Per il 2025, le medie imprese industriali prevedono di chiudere ancora in positivo con incrementi del 2,2 per cento del fatturato totale e del 2,8 per cento dell’export rispetto al 2024. Ma preoccupano la concorrenza low-cost - che interessa il 70 per cento circa di queste imprese -, il contesto geopolitico instabile e il caro energia.
Due i problemi che non trovano ancora soluzione: la pressione fiscale penalizzante per le medie imprese e il mismatch occupazionale.

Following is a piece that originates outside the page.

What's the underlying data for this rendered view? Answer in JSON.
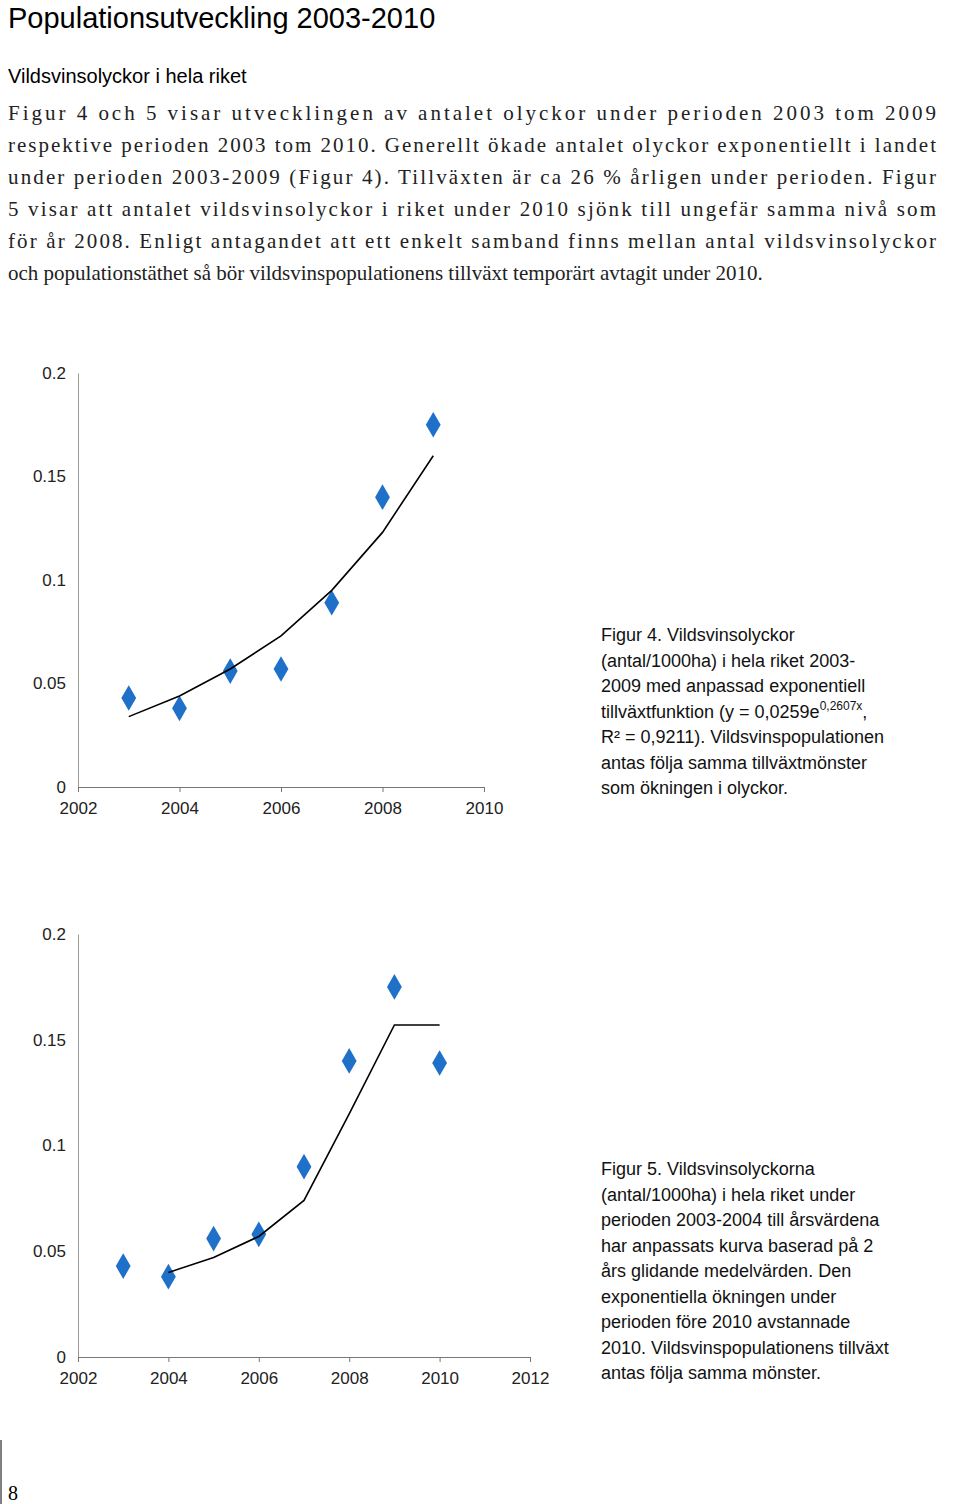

Da ultimo, lo scoglio dei dazi introdotti o minacciati dagli Usa, di cui ancora non si sa quale possa essere l’impatto ma che si presume, nel peggiore dei casi, possa risultare rilevante per il 30 per cento circa delle medie imprese manifatturiere e, con un impatto più contenuto, toccare un ulteriore 21,3 per cento.
Sono questi i numeri del XXIV Rapporto sulle medie imprese industriali italiane e del Report “Scenario competitivo, ESG e innovazione strategica per la creazione di valore nelle medie imprese industriali italiane” realizzati dall’Area Studi di Mediobanca, dal Centro Studi Tagliacarne e Unioncamere.